Robar macetas antes de Semana Santa: la tradición más curiosa de la Axarquía


28 Marzo 2026

Málaga

CdelSol Noticias

Cuando cae la noche en los días previos a la Semana Santa, Moclinejo cambia de ritmo. No hay procesiones ni traslados en ese momento, sino grupos de chavales que se mueven en silencio por las calles con un objetivo muy concreto: llevarse macetas de puertas, patios y fachadas. No es vandalismo ni un problema de convivencia, al menos en su sentido original, sino el primer paso de una de las tradiciones más singulares de la provincia de Málaga.

La escena se repite estos días, como cada año. Principalmente adolescentes, de entre 12 y 18 años, recogen macetas de la vía pública y de la entrada de muchas viviendas, que después esconden en casas antiguas, rincones discretos o espacios apartados. Las guardan durante días hasta que llega el momento clave. «Yo la he conocido toda la vida, de mis padres y de mis abuelos», explica el concejal de Turismo de Moclinejo, Pedro Blanco, que reconoce que el origen exacto se pierde en el tiempo, pero forma parte de la identidad local.

Todo desemboca en la noche previa al Domingo de Resurrección. Entonces, el pueblo entero se vuelca en la plaza para construir el llamado huerto del niño, una recreación popular del Huerto de los Olivos. Las macetas «sustraídas» se convierten en la base de una transformación total del espacio, al que se suman ramas de palmera y otros elementos vegetales hasta lograr una estampa tan llamativa como efímera.

Son los vecinos adultos quienes dan forma al conjunto, mientras los más jóvenes participan en el traslado de las plantas. El montaje se alarga hasta bien entrada la madrugada.
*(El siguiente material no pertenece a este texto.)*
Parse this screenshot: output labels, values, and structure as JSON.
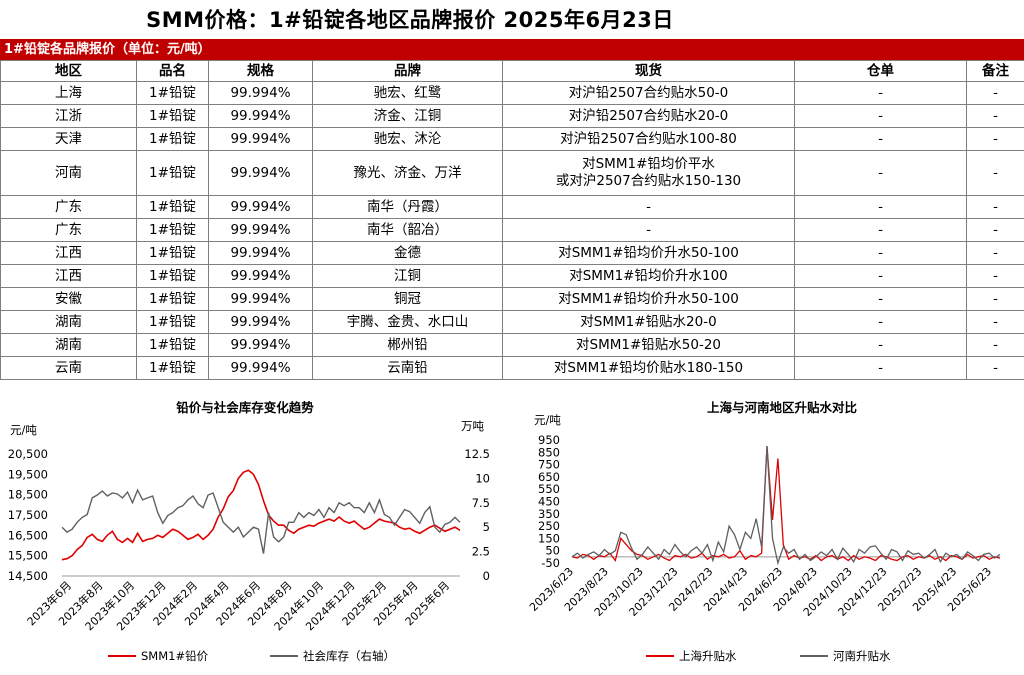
{
  "title": "SMM价格：1#铅锭各地区品牌报价 2025年6月23日",
  "table_title": "1#铅锭各品牌报价（单位：元/吨）",
  "headers": [
    "地区",
    "品名",
    "规格",
    "品牌",
    "现货",
    "仓单",
    "备注"
  ],
  "rows": [
    [
      "上海",
      "1#铅锭",
      "99.994%",
      "驰宏、红鹭",
      "对沪铅2507合约贴水50-0",
      "-",
      "-"
    ],
    [
      "江浙",
      "1#铅锭",
      "99.994%",
      "济金、江铜",
      "对沪铅2507合约贴水20-0",
      "-",
      "-"
    ],
    [
      "天津",
      "1#铅锭",
      "99.994%",
      "驰宏、沐沦",
      "对沪铅2507合约贴水100-80",
      "-",
      "-"
    ],
    [
      "河南",
      "1#铅锭",
      "99.994%",
      "豫光、济金、万洋",
      "对SMM1#铅均价平水\n或对沪2507合约贴水150-130",
      "-",
      "-"
    ],
    [
      "广东",
      "1#铅锭",
      "99.994%",
      "南华（丹霞）",
      "-",
      "-",
      "-"
    ],
    [
      "广东",
      "1#铅锭",
      "99.994%",
      "南华（韶冶）",
      "-",
      "-",
      "-"
    ],
    [
      "江西",
      "1#铅锭",
      "99.994%",
      "金德",
      "对SMM1#铅均价升水50-100",
      "-",
      "-"
    ],
    [
      "江西",
      "1#铅锭",
      "99.994%",
      "江铜",
      "对SMM1#铅均价升水100",
      "-",
      "-"
    ],
    [
      "安徽",
      "1#铅锭",
      "99.994%",
      "铜冠",
      "对SMM1#铅均价升水50-100",
      "-",
      "-"
    ],
    [
      "湖南",
      "1#铅锭",
      "99.994%",
      "宇腾、金贵、水口山",
      "对SMM1#铅贴水20-0",
      "-",
      "-"
    ],
    [
      "湖南",
      "1#铅锭",
      "99.994%",
      "郴州铅",
      "对SMM1#铅贴水50-20",
      "-",
      "-"
    ],
    [
      "云南",
      "1#铅锭",
      "99.994%",
      "云南铅",
      "对SMM1#铅均价贴水180-150",
      "-",
      "-"
    ]
  ],
  "chart_data": [
    {
      "type": "line",
      "title": "铅价与社会库存变化趋势",
      "ylabel_left": "元/吨",
      "ylabel_right": "万吨",
      "y_left_ticks": [
        "20,500",
        "19,500",
        "18,500",
        "17,500",
        "16,500",
        "15,500",
        "14,500"
      ],
      "y_right_ticks": [
        "12.5",
        "10",
        "7.5",
        "5",
        "2.5",
        "0"
      ],
      "ylim_left": [
        14500,
        20500
      ],
      "ylim_right": [
        0,
        12.5
      ],
      "x_ticks": [
        "2023年6月",
        "2023年8月",
        "2023年10月",
        "2023年12月",
        "2024年2月",
        "2024年4月",
        "2024年6月",
        "2024年8月",
        "2024年10月",
        "2024年12月",
        "2025年2月",
        "2025年4月",
        "2025年6月"
      ],
      "series": [
        {
          "name": "SMM1#铅价",
          "axis": "left",
          "color": "#e00000",
          "values": [
            15300,
            15350,
            15500,
            15800,
            16000,
            16400,
            16550,
            16300,
            16200,
            16500,
            16700,
            16300,
            16150,
            16350,
            16150,
            16600,
            16200,
            16300,
            16350,
            16500,
            16400,
            16600,
            16800,
            16700,
            16500,
            16300,
            16400,
            16550,
            16300,
            16500,
            16800,
            17400,
            17800,
            18400,
            18700,
            19300,
            19600,
            19700,
            19500,
            19000,
            18200,
            17500,
            17200,
            17000,
            17000,
            16750,
            16600,
            16800,
            16900,
            17000,
            16950,
            17100,
            17200,
            17300,
            17200,
            17400,
            17200,
            17100,
            17200,
            17000,
            16800,
            16900,
            17100,
            17300,
            17200,
            17150,
            17100,
            16900,
            16800,
            16850,
            16700,
            16600,
            16750,
            16900,
            17000,
            16850,
            16700,
            16800,
            16900,
            16750
          ]
        },
        {
          "name": "社会库存（右轴）",
          "axis": "right",
          "color": "#606060",
          "values": [
            5.0,
            4.5,
            4.8,
            5.5,
            6.0,
            6.3,
            8.0,
            8.3,
            8.7,
            8.2,
            8.5,
            8.4,
            8.0,
            8.6,
            7.5,
            8.8,
            7.8,
            8.0,
            8.2,
            6.5,
            5.4,
            6.2,
            6.5,
            7.0,
            7.2,
            7.8,
            8.2,
            7.4,
            7.0,
            8.3,
            8.5,
            7.0,
            5.5,
            5.0,
            4.5,
            5.0,
            4.0,
            4.5,
            5.0,
            4.8,
            2.3,
            6.5,
            4.0,
            3.5,
            4.0,
            5.5,
            5.5,
            6.5,
            6.0,
            6.5,
            6.2,
            6.8,
            6.0,
            7.0,
            6.5,
            7.5,
            7.2,
            7.5,
            7.0,
            7.0,
            6.5,
            7.5,
            6.5,
            7.8,
            6.3,
            6.0,
            5.2,
            6.0,
            6.8,
            6.6,
            6.0,
            5.4,
            6.5,
            7.1,
            5.0,
            4.5,
            5.3,
            5.5,
            6.0,
            5.5
          ]
        }
      ]
    },
    {
      "type": "line",
      "title": "上海与河南地区升贴水对比",
      "ylabel": "元/吨",
      "y_ticks": [
        "950",
        "850",
        "750",
        "650",
        "550",
        "450",
        "350",
        "250",
        "150",
        "50",
        "-50"
      ],
      "ylim": [
        -50,
        950
      ],
      "x_ticks": [
        "2023/6/23",
        "2023/8/23",
        "2023/10/23",
        "2023/12/23",
        "2024/2/23",
        "2024/4/23",
        "2024/6/23",
        "2024/8/23",
        "2024/10/23",
        "2024/12/23",
        "2025/2/23",
        "2025/4/23",
        "2025/6/23"
      ],
      "series": [
        {
          "name": "上海升贴水",
          "color": "#e00000",
          "values": [
            0,
            -10,
            20,
            10,
            -20,
            10,
            0,
            30,
            -30,
            150,
            100,
            50,
            20,
            10,
            -20,
            0,
            20,
            -10,
            -30,
            10,
            0,
            20,
            -10,
            0,
            30,
            -20,
            10,
            0,
            20,
            -10,
            0,
            50,
            -20,
            10,
            0,
            30,
            900,
            300,
            800,
            100,
            -20,
            10,
            -10,
            0,
            -20,
            10,
            -30,
            0,
            10,
            -20,
            0,
            -30,
            10,
            -20,
            0,
            -10,
            -30,
            10,
            0,
            -20,
            -30,
            0,
            10,
            -20,
            0,
            -10,
            10,
            -20,
            0,
            -30,
            10,
            0,
            -20,
            20,
            -10,
            0,
            10,
            -20,
            0,
            -10
          ]
        },
        {
          "name": "河南升贴水",
          "color": "#606060",
          "values": [
            0,
            30,
            -10,
            20,
            40,
            10,
            60,
            20,
            50,
            200,
            180,
            70,
            -20,
            20,
            80,
            30,
            -20,
            60,
            20,
            100,
            40,
            0,
            50,
            80,
            30,
            100,
            -30,
            120,
            40,
            250,
            180,
            60,
            200,
            150,
            310,
            80,
            900,
            150,
            -50,
            80,
            30,
            60,
            -20,
            20,
            -30,
            0,
            40,
            10,
            60,
            -20,
            70,
            20,
            -40,
            60,
            30,
            80,
            90,
            30,
            -20,
            60,
            40,
            -30,
            50,
            20,
            30,
            -10,
            20,
            60,
            -40,
            30,
            0,
            20,
            -20,
            40,
            10,
            -30,
            20,
            30,
            -10,
            20
          ]
        }
      ]
    }
  ]
}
Eso sí, «los chavales están toda la noche por allí», especifica el concejal de Turismo de Moclinejo. En torno a las cuatro o cinco, el Resucitado es llevado desde la iglesia hasta una estructura levantada en la plaza, donde permanecerá hasta la procesión del día siguiente.

Lejos de generar conflicto, la tradición incluye también su propio mecanismo de devolución. Una vez celebrado el Domingo de Resurrección, las macetas regresan a sus propietarios ese mismo día. En muchos casos son los propios jóvenes quienes se encargan de devolverlas, e incluso tienen el gesto de entregar alguna moneda a los niños que participan en el traslado. De este modo, lo que empieza como una travesura colectiva termina reforzando el carácter vecinal y compartido de una costumbre que se basa, sobre todo, en la confianza entre quienes la mantienen viva.

La tradición, sin embargo, ha obligado a introducir matices en los últimos años. El Ayuntamiento publicó en febrero un bando en el que pedía moderación, después de detectar que algunas macetas se estaban retirando con demasiada antelación, «lo que provocaba molestias entre vecinos y el deterioro de muchas plantas» antes de su uso.

El consistorio insiste en que esta práctica debe mantenerse desde el respeto. Por eso solicita evitar retiradas prematuras, respetar la propiedad privada y, en caso necesario, acordar previamente el uso de las macetas destinadas al huerto.

Pese a estos ajustes, el espíritu original se mantiene. Las plantas regresan a sus dueños ese mismo día y, en muchos casos, los jóvenes tienen el gesto de compensar simbólicamente con algunas monedas a quienes participan en la tradición.

Aunque el huerto del Domingo de Resurrección se celebra también en otros municipios, el peculiar «robo» de macetas es una seña propia de Moclinejo. Una costumbre que mezcla juego, colaboración vecinal y patrimonio inmaterial, y que cada primavera vuelve a convertir a este pequeño pueblo de la Axarquía en un lugar único.